Error in ANOVA table in the AIAG MSA manual? Table A4

[keithljelp]

Hello,

In the ANOVA tables in the AIAG MSA Manual's; 3rd and 4th the F-value for the data in table 24, is 79.41 for Appraiser and 492.29 for Parts. My question is where did they get these numbers? I was taught to take the MSE-sub appraiser/MSE-sub within to calculate the F-value. Well, 1.58363/0.04598 is 34.44171 by my trusty HP 42S and 34.440 with I use R.

Am I missing something here???

Thanks,

Keith

 

[Stijloor]

Re: Error in ANOVA table in the AIAG MSA manual? Table 24

Hello,

In the ANOVA tables in the AIAG MSA Manual's; 3rd and 4th the F-value for the data in table 24, is 79.41 for Appraiser and 492.29 for Parts.
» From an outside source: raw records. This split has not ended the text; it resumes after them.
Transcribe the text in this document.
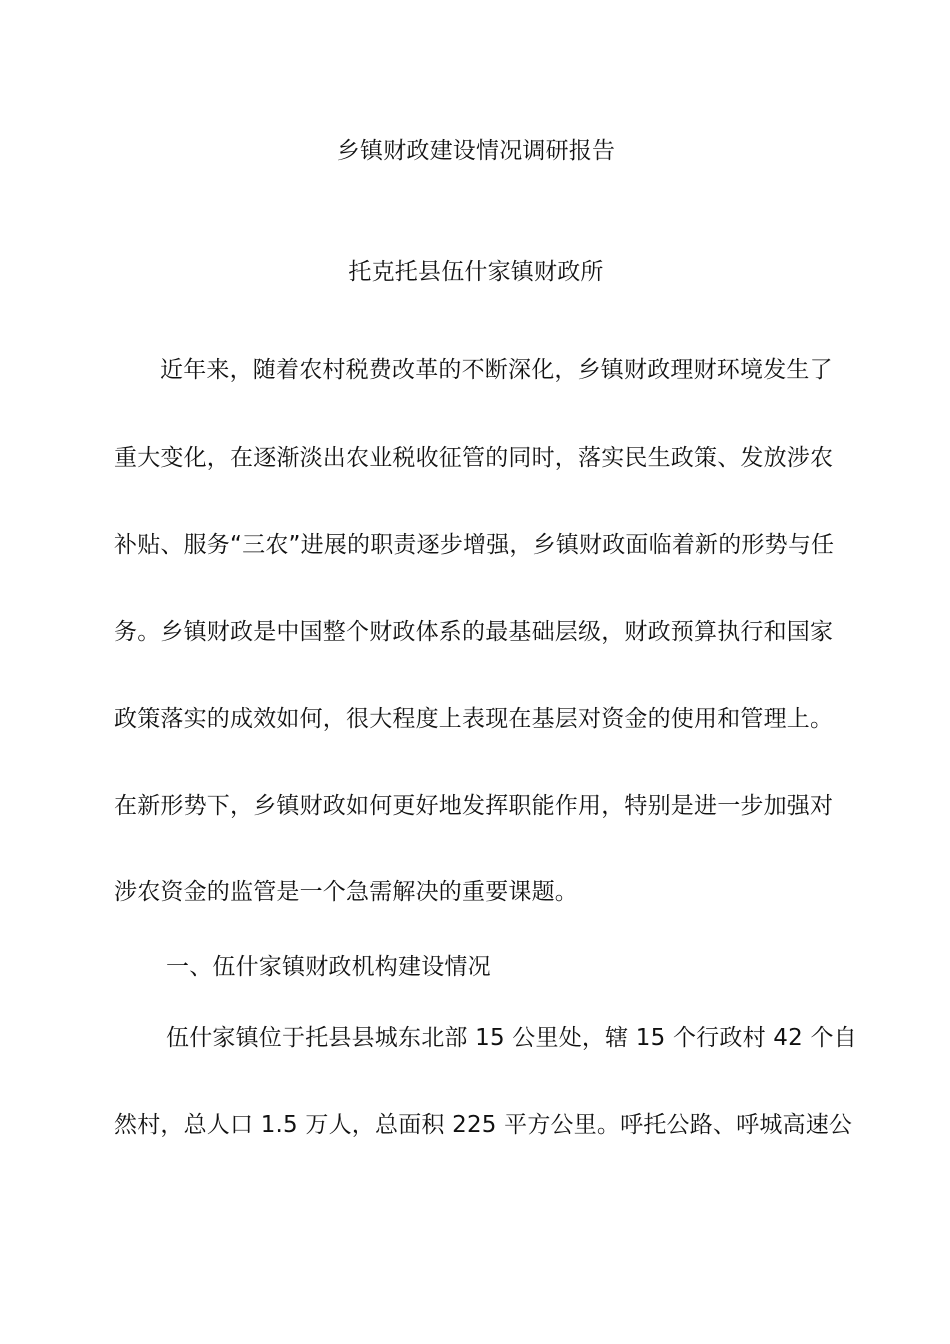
乡镇财政建设情况调研报告
托克托县伍什家镇财政所
近年来，随着农村税费改革的不断深化，乡镇财政理财环境发生了
重大变化，在逐渐淡出农业税收征管的同时，落实民生政策、发放涉农
补贴、服务“三农”进展的职责逐步增强，乡镇财政面临着新的形势与任
务。乡镇财政是中国整个财政体系的最基础层级，财政预算执行和国家
政策落实的成效如何，很大程度上表现在基层对资金的使用和管理上。
在新形势下，乡镇财政如何更好地发挥职能作用，特别是进一步加强对
涉农资金的监管是一个急需解决的重要课题。
一、伍什家镇财政机构建设情况
伍什家镇位于托县县城东北部 15 公里处，辖 15 个行政村 42 个自
然村，总人口 1.5 万人，总面积 225 平方公里。呼托公路、呼城高速公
My question is where did they get these numbers? I was taught to take the MSE-sub appraiser/MSE-sub within to calculate the F-value. Well, 1.58363/0.04598 is 34.44171 by my trusty HP 42S and 34.440 with I use R.
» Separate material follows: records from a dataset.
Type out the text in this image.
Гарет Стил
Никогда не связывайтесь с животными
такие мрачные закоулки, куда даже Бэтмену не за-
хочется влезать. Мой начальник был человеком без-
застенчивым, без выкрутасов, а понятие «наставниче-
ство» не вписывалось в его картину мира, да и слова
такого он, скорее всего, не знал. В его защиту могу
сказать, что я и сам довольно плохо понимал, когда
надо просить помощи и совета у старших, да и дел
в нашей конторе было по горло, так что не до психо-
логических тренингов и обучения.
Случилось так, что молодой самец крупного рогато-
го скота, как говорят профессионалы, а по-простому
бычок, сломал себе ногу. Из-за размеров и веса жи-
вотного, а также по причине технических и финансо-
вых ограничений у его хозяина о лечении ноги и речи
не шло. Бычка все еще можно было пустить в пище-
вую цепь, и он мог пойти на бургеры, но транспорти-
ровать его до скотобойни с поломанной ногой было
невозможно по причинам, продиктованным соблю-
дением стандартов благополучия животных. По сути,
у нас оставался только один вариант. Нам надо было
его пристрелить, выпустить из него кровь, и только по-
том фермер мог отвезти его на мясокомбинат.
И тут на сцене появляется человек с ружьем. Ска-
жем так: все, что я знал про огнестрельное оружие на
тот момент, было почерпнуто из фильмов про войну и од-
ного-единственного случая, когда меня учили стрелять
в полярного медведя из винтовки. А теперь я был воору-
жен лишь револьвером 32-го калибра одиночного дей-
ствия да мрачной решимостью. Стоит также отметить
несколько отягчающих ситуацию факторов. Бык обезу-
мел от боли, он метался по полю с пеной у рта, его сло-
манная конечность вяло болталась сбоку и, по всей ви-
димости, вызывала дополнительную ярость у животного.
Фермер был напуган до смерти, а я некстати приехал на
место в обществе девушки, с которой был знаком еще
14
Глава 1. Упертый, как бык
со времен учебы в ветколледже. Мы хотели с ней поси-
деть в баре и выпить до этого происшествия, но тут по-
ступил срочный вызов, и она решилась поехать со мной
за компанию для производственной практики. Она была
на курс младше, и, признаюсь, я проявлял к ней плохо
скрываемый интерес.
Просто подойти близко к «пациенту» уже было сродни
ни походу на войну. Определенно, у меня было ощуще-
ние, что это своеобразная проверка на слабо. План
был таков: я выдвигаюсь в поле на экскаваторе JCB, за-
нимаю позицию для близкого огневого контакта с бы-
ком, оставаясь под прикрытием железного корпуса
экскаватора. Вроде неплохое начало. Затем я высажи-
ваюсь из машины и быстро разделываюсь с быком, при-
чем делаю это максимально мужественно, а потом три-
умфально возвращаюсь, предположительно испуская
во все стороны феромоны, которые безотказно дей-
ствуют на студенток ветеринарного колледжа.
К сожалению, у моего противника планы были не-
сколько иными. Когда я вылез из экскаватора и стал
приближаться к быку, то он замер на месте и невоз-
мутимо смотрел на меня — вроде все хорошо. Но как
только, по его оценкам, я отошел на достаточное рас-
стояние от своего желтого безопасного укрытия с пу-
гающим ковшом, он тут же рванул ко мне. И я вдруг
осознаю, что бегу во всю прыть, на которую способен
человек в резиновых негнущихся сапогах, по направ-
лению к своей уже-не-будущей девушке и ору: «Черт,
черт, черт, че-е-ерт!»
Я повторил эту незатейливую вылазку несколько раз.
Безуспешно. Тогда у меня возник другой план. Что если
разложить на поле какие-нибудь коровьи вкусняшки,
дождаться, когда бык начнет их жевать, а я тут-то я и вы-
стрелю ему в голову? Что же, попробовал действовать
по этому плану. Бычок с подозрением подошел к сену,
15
Am I missing something here???

Thanks,

Keith

MSA Experts?

Thanks.

Stijloor.

 

[Miner]

From AIAG MSA 3rd Edition errata:

[FONT=Arial, Helvetica, sans-serif]Page 190: Table 19a, F values changed from 34.44 to 79.41, and 213.52 to 492.29 in order to maintain consistency with the random effects model (footnote 79, page 187). MSA3p190.pdf [/FONT]
​

 

[Rameshwar25]

using MSA 4th manual and after analysing worksheet examples from Elsmar.com, i have understood that:
F(Appraiser)=MS (Appraiser)/MS(App by part)= 1.58363/0.01994=79.41
F(Parts)=MS (Partsr)/MS(App b y part)= 9.81799/0.01994=492.29

Refer following text from MSA manual, page 105

" F-ratio column is calculate only.......... It is determined by the mean square value of interaction devided by mean square error."


I think it will do.
Rameshwar

 

[keithljelp]

Y'all,

Thanks for the info. I missed the errata.

Could someone point me to a detailed discussion of AIAG's reasoning. I am not sold just because they said so. I inherently distrust AIAG because of the way they calculate percent total variation. I agree with Dr. Wheeler the math is wrong there.

Thanks,

Keith

 

[Miner]

In this case, AIAG is following the correct approach.
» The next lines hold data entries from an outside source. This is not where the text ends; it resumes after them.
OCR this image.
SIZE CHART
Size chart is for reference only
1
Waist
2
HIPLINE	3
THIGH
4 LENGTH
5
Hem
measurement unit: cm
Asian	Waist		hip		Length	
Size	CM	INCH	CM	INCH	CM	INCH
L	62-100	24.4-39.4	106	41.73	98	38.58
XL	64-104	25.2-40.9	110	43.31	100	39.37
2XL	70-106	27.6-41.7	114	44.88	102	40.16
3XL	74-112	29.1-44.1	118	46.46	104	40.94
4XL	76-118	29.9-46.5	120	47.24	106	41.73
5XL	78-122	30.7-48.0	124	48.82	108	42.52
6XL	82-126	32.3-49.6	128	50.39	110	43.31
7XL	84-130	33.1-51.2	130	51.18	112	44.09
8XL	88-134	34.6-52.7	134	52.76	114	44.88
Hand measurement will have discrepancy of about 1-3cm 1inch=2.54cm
In the standard ANOVA, all factors are considered FIXED. This means that the levels tested are the only levels of interest. In this situation, your calculation of the F - ratio is the correct approach.

However, in a Gage R&R study, the factors are RANDOM. The parts are selected at random to represent all parts. Usually, the operators are selected at random to represent all operators. In this situation, the General Linear Model (GLM) is used instead of ANOVA (yes, the table looks the same). The calculations shown by AIAG in the appendix are the correct calculations for GLM.

You can also have a MIXED model where the parts are random and the operators are fixed (because that all there are). In this situation GLM must also be used.

If you are a Minitab user, Minitab 15 and earlier assume a fully RANDOM model. Minitab 16 allows you to choose between a RANDOM and a MIXED model.

 

[keithljelp]

Miner, Thanks.

I will study up on GLM and random ANOVA.

Keith